Thanks to an invitation from Percy Liang, I had the good fortune to moderate a panel on “The Role of Benchmarks in the Scientific Progress of Machine Learning” at NeurIPS 2021. The participants Lora Aroyo, Sam Bowman, Isabelle Guyon, and Joaquin Vanschoren contributed significant perspectives on the topic that had a lasting influence on me. I frequently come back to my 14-page transcript from the panel. At various points over the last ten years, I benefited from conversations with Sanjeev Arora and Sham Kakade about topics relating to this book. I’m thankful to Ben Recht for our discussions about benchmarks in preparation for our book Patterns, Predictions, and Actions that informed my perspective on the history of pattern recognition and benchmarks. I learned a lot from Ludwig Schmidt about robustness, replication, and distribution shift in machine learning. Ludwig also made the connection between Streven’s Knowledge Machine and machine learning research.
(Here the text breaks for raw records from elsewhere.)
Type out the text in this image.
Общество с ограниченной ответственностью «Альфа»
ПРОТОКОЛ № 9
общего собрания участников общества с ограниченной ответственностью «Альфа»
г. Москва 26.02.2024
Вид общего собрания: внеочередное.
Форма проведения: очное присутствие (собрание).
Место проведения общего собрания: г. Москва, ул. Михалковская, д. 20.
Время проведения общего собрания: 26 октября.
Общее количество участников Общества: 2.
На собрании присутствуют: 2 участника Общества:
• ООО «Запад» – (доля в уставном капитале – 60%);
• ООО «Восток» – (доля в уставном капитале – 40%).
The second part of the book significantly draws on contributions from my recent collaborators Rediet Abebe, Ricardo Dominguez-Olmedo, Florian Dorner, Vivian Nastl, Celestine Mendler-Dünner, Olawale Salaudeen, Ali Shirali, and Guanhua Zhang.
I’m grateful for the participants of my class on this topic in the Fall of 2024 at the University of Tübingen. Special thanks to the graduate instructors Ricardo Dominguez-Olmedo, Tom Sühr, and Guanhua Zhang.
Throughout I used ChatGPT for spelling, grammar, and tikz figures. No unicorns were harmed.